The dispute stems from a TV producing deal in the mid-1980s involving actor-producer Henry Winkler, director-producer John Rich, Paramount and Major Talent Agency that preceded the original MacGyver series.
Following the launch of the 2016 reboot, Hanzer Holdings and Arlita sued CBS claiming they’re entitled to a share in profits for MTA’s work as a packaging agent in connection with the 1985 series as its successors in interest. In August, they filed an amended complaint, which CBS argues “changed their allegations about what contract they are suing on” and raised the issue of whether there was a “meeting of the minds” decades ago when it came to key terms in the agreement. In a Dec. 2 filing, CBS argues, “Such a failure to reach a meeting of the minds on all material terms ‘prevents the formation of a contract even though the parties have orally agreed upon some of the terms, or have taken some action related to the contract.'”
In September, L.A. County Superior Court Judge Maureen Duffy-Lewis gave CBS the green light to file a motion for summary judgment in response to that amended complaint and pushed back a trial that had been scheduled to start Oct. 12 to April 2022.
In short, CBS is arguing that what Hanzer and Arlita “claim is a binding, enforceable agreement cannot, as a matter of law, be a valid contract because there was never offer and acceptance.”
“The Proposed Agreement contemplated that each specific television show produced thereunder would have its own separate joint venture agreement between the parties related to that television show,” states the filing, which is embedded below. “After the parties acknowledged, in writing, that an early draft of the Proposed Agreement was signed ‘in error,’ they continued to negotiate for several years.”

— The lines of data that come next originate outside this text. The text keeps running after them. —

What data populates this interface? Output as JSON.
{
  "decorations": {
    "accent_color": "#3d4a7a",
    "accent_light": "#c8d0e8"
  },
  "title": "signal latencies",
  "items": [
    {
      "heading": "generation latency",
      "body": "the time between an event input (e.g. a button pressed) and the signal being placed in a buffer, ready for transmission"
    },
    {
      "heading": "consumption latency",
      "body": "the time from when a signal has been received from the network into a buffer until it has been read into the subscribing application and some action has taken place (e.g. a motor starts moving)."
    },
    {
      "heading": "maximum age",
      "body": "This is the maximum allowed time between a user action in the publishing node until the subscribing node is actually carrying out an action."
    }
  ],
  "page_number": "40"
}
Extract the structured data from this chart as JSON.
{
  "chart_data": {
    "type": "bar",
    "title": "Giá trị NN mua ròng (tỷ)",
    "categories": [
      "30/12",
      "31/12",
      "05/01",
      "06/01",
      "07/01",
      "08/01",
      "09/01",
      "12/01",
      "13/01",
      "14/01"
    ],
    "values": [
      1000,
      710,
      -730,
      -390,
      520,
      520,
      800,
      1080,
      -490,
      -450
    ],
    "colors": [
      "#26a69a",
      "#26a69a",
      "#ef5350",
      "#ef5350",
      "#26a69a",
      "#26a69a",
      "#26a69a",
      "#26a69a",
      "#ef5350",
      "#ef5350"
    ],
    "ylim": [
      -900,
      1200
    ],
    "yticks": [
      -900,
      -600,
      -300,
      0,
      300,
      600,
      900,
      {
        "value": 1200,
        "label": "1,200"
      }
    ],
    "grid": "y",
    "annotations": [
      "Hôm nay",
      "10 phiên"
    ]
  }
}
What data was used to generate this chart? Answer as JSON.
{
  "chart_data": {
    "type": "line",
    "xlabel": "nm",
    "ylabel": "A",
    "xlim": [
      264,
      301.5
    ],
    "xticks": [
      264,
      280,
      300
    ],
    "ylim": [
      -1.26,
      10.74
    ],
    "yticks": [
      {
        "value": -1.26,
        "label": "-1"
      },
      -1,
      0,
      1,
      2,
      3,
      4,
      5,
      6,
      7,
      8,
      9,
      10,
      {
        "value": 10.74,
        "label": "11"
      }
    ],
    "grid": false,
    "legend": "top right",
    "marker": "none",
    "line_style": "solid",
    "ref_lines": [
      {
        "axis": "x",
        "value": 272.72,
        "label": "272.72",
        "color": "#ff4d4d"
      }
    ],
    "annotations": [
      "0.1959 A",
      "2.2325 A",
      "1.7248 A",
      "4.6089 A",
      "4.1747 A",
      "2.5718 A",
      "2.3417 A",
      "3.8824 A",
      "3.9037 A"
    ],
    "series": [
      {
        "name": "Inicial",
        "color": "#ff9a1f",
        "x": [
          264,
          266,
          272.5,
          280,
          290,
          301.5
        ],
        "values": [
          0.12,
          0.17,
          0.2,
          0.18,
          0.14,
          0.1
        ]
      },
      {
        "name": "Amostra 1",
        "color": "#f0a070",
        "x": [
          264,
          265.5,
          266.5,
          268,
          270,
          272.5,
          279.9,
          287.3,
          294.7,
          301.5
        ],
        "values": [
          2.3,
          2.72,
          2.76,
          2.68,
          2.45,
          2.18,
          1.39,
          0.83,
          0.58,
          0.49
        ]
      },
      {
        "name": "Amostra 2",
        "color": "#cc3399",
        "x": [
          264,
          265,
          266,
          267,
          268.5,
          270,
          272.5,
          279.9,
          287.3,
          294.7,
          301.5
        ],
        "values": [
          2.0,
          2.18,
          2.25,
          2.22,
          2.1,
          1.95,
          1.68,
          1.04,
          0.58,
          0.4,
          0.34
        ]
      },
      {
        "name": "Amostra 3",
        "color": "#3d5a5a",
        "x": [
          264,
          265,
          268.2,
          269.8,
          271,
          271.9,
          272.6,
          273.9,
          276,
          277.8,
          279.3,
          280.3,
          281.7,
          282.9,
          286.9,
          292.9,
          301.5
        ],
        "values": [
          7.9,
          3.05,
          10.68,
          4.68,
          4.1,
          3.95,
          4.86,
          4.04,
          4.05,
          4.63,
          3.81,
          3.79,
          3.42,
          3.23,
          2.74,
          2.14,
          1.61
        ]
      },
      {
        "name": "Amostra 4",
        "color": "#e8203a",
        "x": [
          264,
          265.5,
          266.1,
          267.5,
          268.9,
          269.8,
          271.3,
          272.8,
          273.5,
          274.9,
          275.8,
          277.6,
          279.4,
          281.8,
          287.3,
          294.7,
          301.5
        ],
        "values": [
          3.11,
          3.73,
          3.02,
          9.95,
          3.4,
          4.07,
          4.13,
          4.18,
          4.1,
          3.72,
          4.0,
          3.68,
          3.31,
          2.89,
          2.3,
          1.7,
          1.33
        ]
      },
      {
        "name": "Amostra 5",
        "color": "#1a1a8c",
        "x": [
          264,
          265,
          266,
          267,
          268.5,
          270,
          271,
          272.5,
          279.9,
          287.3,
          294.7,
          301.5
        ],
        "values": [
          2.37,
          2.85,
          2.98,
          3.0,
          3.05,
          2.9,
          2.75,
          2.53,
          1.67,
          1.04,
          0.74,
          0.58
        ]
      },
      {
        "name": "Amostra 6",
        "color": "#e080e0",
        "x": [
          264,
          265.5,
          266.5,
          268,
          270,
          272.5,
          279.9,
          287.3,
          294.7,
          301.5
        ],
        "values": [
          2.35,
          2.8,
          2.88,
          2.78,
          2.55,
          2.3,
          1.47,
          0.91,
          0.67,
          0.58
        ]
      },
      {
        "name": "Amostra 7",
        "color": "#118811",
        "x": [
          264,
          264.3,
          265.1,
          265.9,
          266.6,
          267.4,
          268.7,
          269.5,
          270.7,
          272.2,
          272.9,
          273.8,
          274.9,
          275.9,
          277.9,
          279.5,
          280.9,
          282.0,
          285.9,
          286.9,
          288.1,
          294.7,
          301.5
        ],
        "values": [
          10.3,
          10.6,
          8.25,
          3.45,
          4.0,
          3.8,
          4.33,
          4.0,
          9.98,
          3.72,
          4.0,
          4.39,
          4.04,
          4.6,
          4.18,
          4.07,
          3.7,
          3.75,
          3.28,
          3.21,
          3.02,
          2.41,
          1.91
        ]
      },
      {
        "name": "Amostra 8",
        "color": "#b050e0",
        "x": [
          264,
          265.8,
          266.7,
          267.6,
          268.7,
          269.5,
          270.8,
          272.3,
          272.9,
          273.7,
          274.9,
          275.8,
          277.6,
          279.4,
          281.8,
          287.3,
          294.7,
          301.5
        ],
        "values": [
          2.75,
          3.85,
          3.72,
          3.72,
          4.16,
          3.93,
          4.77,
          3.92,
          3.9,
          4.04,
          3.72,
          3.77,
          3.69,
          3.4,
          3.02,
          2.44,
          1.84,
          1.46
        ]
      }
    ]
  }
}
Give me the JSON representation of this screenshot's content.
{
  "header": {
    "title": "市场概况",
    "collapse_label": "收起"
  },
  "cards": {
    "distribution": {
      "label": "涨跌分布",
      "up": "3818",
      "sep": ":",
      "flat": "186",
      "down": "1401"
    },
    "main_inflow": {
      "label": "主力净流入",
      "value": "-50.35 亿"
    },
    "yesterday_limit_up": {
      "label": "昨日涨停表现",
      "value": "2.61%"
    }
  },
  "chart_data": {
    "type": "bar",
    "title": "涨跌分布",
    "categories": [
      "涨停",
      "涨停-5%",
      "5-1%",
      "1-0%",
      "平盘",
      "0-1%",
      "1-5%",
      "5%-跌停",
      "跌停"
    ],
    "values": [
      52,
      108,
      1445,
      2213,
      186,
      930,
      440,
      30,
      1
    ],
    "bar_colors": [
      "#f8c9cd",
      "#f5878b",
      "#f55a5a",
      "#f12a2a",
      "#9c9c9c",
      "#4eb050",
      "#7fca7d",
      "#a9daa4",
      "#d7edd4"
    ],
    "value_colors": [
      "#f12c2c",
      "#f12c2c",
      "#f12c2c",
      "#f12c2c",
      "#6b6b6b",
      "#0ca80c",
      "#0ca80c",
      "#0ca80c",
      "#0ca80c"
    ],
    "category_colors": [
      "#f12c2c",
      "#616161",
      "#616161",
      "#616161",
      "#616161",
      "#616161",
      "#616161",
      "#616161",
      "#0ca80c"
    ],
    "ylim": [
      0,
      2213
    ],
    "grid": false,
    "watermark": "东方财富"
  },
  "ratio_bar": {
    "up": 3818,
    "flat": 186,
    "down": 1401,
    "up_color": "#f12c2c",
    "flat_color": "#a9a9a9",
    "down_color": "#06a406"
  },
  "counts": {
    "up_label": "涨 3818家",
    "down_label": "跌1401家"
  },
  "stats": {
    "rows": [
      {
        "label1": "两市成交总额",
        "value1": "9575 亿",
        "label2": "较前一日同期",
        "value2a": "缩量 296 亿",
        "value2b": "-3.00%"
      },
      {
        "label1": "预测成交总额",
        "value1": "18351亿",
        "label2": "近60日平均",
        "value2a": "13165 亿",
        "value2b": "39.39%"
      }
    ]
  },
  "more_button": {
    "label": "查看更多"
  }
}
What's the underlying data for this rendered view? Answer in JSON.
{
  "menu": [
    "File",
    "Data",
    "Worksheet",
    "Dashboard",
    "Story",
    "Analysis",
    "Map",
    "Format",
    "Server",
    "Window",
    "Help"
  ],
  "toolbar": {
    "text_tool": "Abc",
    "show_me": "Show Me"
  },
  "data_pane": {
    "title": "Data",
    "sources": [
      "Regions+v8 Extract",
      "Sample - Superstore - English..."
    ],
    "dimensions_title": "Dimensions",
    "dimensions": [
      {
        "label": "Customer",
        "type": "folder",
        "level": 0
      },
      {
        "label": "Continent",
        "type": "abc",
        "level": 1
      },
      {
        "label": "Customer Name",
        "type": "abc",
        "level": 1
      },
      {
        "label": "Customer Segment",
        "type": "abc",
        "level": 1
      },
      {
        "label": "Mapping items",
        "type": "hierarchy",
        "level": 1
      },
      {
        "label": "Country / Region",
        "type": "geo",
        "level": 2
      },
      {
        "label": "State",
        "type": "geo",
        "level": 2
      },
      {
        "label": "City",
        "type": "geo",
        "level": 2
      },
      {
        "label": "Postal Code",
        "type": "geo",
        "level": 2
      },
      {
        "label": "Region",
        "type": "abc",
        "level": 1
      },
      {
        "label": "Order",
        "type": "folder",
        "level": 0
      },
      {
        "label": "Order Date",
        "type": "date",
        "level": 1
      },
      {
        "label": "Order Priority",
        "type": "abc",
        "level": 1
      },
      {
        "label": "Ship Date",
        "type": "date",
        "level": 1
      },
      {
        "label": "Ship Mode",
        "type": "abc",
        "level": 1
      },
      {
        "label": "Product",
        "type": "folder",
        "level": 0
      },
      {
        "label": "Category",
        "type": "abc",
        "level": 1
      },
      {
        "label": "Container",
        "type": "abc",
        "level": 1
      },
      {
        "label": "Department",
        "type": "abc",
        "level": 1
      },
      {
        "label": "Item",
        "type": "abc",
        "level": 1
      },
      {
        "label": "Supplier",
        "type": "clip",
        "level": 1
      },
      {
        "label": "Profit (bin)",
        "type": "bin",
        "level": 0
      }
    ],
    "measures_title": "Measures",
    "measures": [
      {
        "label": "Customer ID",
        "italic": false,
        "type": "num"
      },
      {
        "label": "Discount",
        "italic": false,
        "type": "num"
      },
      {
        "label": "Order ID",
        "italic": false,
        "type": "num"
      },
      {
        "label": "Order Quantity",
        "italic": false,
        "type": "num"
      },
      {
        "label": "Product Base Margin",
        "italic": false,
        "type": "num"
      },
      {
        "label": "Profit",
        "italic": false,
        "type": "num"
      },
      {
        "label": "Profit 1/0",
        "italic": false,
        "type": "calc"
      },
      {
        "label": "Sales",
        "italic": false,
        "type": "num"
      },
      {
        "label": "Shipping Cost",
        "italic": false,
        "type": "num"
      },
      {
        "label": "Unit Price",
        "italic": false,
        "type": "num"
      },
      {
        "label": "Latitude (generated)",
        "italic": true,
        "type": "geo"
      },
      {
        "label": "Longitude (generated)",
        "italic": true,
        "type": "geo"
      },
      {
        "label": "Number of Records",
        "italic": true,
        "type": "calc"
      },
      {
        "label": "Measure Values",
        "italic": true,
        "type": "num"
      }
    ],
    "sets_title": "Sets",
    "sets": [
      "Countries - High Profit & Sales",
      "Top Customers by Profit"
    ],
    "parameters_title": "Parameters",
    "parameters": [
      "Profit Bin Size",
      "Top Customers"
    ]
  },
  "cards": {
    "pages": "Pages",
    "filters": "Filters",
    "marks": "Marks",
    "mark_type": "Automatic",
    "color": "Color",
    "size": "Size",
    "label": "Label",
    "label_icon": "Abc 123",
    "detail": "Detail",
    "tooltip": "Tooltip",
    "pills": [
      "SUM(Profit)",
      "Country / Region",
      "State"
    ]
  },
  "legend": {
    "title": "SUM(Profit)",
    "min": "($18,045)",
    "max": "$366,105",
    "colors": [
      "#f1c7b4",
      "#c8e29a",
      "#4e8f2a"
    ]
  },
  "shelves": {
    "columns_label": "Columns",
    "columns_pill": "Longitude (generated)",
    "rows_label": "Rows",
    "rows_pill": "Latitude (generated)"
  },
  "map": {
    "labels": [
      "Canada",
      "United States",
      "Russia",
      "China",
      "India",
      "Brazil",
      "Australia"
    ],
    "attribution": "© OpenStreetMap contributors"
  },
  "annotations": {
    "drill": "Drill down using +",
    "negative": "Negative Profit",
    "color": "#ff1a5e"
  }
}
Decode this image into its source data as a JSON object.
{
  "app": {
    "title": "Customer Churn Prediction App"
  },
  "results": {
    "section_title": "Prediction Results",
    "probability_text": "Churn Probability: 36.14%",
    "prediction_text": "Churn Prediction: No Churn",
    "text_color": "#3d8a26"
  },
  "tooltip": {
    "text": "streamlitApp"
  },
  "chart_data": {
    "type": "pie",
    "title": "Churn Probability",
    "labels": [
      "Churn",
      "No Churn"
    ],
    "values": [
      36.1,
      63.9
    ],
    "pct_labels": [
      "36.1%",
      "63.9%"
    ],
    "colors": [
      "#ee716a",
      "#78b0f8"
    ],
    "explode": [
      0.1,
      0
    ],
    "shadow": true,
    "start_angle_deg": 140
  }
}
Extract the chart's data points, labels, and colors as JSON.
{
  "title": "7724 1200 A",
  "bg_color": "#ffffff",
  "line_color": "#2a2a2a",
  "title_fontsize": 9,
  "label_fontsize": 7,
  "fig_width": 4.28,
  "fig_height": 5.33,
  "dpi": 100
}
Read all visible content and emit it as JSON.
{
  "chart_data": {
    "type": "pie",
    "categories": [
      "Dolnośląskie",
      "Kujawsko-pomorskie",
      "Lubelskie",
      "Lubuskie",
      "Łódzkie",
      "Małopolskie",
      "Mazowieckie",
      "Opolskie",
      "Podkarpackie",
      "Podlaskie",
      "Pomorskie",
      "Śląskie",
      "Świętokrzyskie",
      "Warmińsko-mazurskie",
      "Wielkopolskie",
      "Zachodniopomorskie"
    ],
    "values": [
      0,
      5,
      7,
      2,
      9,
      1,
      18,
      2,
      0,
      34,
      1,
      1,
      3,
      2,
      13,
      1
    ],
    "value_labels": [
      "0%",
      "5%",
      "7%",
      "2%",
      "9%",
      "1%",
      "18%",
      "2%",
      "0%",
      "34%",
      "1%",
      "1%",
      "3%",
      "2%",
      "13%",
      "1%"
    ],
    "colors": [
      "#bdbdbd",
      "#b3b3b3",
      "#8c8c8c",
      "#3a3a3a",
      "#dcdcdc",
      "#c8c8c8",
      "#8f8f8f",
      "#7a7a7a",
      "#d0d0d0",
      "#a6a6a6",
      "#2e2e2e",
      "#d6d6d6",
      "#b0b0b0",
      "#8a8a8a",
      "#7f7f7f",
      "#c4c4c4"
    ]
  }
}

Winkler’s camp, according to CBS, sent a redlined draft of the deal to Paramount in December 1984. The distributor countered with its own proposed changes in October 1985, but Winkler and Rich didn’t sign. According to the filing, areas of tension included compensation, distribution cost deductions and the term of the agreement. A few months later, in January 1986, Paramount sent Winkler’s lawyer a joint venture agreement specific to MacGyver.
“After three-plus years of litigation, over a dozen depositions, hundreds of written discovery requests, and thousands of pages of documents exchanged, the combination of documents Plaintiffs proffer as the alleged contract they seek to enforce is unenforceable as a matter of law due to the lack of mutual consent,” states the filing. “The issues regarding contract formation are ripe for summary judgment given Plaintiffs’ admissions and acknowledgment that whether the documents they point to in their FAC amount to an enforceable ‘final contract’ is a legal conclusion for this Court to decide. … Twelve jurors cannot save Plaintiffs from their own words, and CBS respectfully requests that the Court grant summary judgment rather than force a jury to try to find a contract that Plaintiffs themselves cannot identify.”
CBS also alleges “the tag-along implied covenant claim fails as a matter of law because there is no enforceable contract.” If the court declines to grant summary judgment, CBS is asking it to consider summary adjudication on the breach of implied covenant claim.
A hearing is currently set for Feb. 15.